I also don't believe that Refiners are spending Millions as stated "Complying with the Renewable Fuels Standard", Actually they are spending Millions to not blend ethanol into their fuels, that's THEIR Choice under the Renewable Fuel Standard. It would be far cheaper for them to blend in the ethanol than purchase RINS. The Renewable Fuel Standard is not some "new law" that just appeared on the books. The RFS has been with us in the Clean Air Standard since 2005, so Thirteen Years Later, in 2018, if you’re still purchasing RINS to supposedly "comply" with the RFS, it’s because you have CHOSEN to NOT Comply with the RFS and blend in your required volumes of renewable fuels but rather purchase RINS, so good for you, purchase your RINS and stop complaining about it.

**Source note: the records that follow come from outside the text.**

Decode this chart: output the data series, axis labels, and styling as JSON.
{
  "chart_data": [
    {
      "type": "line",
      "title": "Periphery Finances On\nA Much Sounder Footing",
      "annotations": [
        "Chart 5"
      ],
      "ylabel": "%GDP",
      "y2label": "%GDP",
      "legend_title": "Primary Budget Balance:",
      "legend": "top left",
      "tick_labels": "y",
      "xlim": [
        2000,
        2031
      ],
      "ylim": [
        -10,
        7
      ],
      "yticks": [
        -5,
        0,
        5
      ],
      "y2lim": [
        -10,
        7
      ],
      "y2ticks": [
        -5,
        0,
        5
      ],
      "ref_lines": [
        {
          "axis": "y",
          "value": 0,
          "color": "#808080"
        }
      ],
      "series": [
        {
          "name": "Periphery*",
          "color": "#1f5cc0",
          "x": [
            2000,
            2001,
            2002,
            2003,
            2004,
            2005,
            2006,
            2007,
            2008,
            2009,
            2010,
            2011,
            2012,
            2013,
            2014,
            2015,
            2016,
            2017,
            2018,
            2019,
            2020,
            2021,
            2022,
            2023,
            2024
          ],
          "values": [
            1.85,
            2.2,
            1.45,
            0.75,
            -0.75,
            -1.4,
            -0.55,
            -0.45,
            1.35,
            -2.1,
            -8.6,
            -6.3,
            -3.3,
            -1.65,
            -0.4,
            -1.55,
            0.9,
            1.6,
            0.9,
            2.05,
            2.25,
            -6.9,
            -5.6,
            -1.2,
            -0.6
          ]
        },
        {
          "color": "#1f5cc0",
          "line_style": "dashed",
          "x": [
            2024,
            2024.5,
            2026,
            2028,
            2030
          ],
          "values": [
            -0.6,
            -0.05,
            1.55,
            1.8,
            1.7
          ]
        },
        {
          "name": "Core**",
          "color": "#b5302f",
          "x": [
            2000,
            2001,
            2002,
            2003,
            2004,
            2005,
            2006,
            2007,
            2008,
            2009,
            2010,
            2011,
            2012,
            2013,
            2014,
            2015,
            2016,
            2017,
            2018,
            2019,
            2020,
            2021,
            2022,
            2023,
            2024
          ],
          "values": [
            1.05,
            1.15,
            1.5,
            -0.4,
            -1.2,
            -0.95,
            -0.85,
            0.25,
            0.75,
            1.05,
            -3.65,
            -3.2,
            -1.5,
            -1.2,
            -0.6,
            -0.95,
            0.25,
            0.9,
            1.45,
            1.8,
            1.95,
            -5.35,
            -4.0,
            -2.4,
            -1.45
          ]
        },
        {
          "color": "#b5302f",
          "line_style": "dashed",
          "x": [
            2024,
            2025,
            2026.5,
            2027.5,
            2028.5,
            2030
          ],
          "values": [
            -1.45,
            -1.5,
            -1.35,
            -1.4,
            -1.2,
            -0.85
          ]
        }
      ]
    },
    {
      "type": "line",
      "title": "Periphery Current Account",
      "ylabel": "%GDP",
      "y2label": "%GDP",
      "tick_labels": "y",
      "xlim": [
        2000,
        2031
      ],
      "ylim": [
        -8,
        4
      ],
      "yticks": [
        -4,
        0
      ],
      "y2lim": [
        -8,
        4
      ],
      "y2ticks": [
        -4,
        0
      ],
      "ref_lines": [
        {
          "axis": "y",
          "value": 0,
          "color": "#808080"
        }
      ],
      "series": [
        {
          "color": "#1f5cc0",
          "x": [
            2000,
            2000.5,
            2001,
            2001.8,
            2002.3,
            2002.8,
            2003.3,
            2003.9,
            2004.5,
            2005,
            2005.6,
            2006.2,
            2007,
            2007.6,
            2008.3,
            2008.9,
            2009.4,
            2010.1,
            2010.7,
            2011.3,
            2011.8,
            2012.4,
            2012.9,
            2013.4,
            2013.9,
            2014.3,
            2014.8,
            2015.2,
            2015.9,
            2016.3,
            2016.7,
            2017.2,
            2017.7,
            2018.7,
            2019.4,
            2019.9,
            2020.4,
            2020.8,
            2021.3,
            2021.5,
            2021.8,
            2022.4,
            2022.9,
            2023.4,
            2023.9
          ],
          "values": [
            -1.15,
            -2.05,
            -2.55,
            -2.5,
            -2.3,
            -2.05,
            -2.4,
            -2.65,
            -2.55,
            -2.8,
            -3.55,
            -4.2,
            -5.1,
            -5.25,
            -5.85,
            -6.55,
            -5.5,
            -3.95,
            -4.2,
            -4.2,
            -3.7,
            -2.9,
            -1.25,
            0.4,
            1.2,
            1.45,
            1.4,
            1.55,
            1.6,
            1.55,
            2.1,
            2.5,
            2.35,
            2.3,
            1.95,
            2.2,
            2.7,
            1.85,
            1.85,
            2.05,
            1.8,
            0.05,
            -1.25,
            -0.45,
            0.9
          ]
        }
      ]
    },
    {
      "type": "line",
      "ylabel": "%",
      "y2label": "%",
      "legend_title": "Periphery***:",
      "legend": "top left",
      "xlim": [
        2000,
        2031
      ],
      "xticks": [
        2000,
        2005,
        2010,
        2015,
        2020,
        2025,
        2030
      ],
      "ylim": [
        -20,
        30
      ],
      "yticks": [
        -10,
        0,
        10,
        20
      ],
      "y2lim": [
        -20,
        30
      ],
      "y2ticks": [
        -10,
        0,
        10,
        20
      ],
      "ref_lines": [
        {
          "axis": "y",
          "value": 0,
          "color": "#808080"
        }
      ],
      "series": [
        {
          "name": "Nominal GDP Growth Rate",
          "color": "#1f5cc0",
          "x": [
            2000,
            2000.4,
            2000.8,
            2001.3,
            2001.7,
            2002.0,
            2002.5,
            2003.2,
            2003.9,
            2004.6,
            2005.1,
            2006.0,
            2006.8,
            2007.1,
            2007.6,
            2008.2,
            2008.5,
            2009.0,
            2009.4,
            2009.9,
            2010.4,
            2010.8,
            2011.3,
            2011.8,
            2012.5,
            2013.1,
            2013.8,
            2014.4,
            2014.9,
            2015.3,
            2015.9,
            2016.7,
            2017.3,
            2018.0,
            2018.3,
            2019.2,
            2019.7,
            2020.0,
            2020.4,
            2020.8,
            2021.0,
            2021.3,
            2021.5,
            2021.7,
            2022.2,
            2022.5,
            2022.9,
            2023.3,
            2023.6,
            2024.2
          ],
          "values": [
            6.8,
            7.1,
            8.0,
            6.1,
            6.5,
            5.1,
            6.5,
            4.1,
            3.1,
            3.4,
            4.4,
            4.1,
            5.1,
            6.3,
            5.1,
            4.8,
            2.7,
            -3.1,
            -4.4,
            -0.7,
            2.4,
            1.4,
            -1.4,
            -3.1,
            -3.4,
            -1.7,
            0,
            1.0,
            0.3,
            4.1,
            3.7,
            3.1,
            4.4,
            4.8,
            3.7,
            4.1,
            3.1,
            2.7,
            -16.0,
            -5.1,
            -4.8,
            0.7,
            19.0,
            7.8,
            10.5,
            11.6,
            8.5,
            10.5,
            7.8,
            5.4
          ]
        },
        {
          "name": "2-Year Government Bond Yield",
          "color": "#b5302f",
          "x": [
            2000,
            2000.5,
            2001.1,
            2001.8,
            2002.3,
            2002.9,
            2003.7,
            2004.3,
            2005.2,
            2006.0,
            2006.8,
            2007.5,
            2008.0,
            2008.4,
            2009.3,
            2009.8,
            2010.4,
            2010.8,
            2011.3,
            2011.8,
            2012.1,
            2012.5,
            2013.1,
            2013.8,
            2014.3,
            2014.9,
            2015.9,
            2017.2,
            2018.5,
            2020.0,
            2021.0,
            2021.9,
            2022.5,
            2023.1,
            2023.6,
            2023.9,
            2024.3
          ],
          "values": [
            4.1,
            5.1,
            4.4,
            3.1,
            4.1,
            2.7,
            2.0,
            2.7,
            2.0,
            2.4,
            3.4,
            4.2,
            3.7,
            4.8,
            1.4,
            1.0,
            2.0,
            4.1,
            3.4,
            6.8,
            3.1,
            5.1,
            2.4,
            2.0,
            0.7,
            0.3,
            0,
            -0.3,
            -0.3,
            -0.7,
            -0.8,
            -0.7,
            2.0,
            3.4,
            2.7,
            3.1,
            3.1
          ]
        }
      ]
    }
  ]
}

Let’s be clear. The easiest way to REDUCE RIN Costs and to also COMPLY with the RFS, is to allow the year-round sale of E-15 and higher ethanol blends in the Market Place. But the API and the REFINING INDUSTRY are Dead Set against this simple solution because their afraid of any REAL Competition in the fuel market. Ethanol with an Octane Rating of 113, truly is "A Better Fuel, For A Better Price", if it wasn't so the API and Oil Refiners would not be so Afraid of It!
I think its time for BIG OIL and the API to GROW UP, and start worrying about CLEAN AIR and Less Cancer for the AMERICAN PUBLIC.
Ethanol is the Answer not the Problem.